Os olhos da jovem marejaram; ela queria chorar. Sentia medo, mas o fato de estar sendo pressionada contra a parede daquela forma era o de menos. O medo estava ao ver seus olhos verde-escuros, agora quase negros. Negros como a escuridão que preenchia seu coração e agora, mais do que nunca, ela sabia disso.

Você pode ser a luz, ecoou uma voz doce e familiar em sua cabeça. A voz que acabara com sua insônia. A voz que jamais pensou que ouviria de novo...

— O que faz o senhor pensar que eu contaria para alguém? — agora ela realmente estava chorando. — Eu disse ao senhor, não disse? Seu segredo está a salvo comigo.

Por algum motivo, aquele choro fez com que seus olhos voltassem à cor habitual. Natsu a soltou de repente, percebendo o quão alterado estava. Momentos antes, desejou derrubá-la e a agredir, mesmo que não fosse uma atitude nem um pouco racional. Como pôde pensar em bater em uma mulher?

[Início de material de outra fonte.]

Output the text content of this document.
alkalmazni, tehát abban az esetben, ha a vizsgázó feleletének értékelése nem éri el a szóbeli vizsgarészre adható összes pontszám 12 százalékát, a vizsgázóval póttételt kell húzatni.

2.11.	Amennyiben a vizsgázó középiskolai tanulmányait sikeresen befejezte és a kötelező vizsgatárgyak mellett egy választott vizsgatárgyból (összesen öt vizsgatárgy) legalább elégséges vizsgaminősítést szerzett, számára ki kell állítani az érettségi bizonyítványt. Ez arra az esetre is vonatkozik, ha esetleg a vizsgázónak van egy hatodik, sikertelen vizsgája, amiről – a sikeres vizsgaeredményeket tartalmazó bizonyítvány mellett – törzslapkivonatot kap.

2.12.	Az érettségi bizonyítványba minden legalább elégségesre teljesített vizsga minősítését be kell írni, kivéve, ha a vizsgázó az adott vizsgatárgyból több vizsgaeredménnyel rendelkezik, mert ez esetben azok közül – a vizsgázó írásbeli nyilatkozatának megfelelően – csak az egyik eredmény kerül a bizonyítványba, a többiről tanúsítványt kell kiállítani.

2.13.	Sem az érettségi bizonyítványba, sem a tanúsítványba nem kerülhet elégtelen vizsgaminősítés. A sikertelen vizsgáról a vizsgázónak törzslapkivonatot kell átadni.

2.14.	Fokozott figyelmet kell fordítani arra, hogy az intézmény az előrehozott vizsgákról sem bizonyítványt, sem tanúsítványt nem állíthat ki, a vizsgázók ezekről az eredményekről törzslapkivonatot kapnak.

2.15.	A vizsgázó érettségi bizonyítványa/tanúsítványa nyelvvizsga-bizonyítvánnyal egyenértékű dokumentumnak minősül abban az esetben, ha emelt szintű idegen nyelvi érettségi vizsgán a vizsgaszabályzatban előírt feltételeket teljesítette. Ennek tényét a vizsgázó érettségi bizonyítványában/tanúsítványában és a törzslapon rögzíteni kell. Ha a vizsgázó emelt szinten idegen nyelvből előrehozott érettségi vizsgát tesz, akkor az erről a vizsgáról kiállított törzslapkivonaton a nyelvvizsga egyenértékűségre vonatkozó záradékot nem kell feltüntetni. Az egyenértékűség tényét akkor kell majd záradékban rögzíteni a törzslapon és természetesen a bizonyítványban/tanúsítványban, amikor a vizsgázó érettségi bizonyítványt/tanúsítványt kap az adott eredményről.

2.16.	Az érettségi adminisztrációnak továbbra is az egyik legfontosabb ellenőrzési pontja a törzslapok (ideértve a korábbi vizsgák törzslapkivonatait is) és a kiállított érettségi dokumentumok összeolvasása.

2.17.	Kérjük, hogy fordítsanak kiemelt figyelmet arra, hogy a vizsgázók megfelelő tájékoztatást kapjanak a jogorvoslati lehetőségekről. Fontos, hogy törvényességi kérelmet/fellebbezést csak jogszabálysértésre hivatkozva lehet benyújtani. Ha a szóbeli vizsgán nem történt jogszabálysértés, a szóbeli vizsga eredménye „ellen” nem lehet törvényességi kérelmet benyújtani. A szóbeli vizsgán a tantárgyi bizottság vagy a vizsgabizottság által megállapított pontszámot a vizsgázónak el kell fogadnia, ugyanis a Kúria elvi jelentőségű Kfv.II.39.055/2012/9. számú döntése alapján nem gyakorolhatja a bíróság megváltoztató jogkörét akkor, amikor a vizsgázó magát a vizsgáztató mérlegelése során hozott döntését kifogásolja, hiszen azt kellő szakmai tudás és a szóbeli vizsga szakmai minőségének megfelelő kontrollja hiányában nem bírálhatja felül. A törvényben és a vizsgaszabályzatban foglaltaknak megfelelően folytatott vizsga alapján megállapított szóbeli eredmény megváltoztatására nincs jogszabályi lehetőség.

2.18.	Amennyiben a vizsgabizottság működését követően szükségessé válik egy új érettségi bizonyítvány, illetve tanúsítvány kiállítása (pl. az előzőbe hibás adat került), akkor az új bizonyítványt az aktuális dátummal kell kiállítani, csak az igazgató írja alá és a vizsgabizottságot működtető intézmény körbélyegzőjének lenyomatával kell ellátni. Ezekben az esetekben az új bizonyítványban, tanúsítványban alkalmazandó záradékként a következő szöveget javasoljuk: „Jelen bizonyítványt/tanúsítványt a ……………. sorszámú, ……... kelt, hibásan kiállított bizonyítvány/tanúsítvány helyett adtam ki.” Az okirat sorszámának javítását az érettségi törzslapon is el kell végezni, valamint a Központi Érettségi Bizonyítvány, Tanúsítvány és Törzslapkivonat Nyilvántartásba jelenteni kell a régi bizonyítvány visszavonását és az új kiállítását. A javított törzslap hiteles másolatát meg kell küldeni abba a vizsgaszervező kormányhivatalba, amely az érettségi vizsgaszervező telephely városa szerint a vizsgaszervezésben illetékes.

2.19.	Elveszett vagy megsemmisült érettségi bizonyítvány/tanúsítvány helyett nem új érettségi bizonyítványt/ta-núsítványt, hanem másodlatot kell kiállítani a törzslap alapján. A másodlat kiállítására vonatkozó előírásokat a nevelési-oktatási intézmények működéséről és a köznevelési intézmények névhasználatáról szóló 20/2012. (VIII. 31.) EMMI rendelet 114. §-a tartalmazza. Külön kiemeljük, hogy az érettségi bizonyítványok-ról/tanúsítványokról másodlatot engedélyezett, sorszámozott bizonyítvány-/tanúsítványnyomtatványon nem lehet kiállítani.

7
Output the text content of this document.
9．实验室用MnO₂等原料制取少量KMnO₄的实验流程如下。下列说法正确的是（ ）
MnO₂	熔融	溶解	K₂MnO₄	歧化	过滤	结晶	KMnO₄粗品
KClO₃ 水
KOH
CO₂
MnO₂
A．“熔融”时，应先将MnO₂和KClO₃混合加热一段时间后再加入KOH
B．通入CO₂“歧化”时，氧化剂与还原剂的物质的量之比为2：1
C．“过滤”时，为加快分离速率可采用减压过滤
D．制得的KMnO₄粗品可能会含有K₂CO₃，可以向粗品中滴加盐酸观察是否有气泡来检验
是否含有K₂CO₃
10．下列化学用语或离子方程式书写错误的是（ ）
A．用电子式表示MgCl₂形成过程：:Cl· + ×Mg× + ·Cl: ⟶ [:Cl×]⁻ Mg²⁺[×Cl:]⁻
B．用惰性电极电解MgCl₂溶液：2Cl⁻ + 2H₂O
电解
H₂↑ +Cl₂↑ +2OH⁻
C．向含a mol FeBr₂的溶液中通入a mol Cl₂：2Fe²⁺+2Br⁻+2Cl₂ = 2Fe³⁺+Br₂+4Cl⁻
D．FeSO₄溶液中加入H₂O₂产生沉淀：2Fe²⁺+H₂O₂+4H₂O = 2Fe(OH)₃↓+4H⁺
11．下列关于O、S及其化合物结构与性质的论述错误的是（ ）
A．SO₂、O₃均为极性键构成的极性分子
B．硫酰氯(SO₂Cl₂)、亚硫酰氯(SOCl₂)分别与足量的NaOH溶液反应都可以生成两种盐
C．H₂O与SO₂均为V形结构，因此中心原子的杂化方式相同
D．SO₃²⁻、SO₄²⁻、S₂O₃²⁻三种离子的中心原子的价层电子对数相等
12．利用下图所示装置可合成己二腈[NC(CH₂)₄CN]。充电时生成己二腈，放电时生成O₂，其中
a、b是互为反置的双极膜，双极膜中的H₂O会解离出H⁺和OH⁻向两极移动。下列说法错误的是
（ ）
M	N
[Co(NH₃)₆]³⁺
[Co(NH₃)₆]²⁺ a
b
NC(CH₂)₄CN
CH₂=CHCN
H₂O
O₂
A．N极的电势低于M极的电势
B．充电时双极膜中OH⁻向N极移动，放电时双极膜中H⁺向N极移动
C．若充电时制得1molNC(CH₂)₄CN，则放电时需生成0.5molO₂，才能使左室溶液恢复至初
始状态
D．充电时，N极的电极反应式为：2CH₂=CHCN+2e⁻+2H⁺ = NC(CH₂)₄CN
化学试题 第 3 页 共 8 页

— Você tem que me odiar! — praticamente gritou. — Você deveria sentir raiva de mim! Eu sou aquele que pode te fazer perder o emprego e mesmo assim, você continua sorrindo pra mim, porra! Que é que você tá planejando? Por que você continua sendo gentil comigo?

Boquiaberta por alguns instantes, Lucy se aproximou dele. Corada, ficou na ponta dos pés e tocou seu rosto macio. Apesar da timidez, esforçava-se para realmente olhá-lo diretamente.

Porque eu não o odeio, sr. Natsu.

A resposta o pegou desprevenido. Sem reação, lhe deu as costas e saiu andando, ouvindo a voz da garota falando em sua cabeça. Como? Como a resposta para a pergunta que tanto se fazia poderia ser a mais imbecil possível?

Como Lucy podia não odiá-lo pelo o que estava fazendo?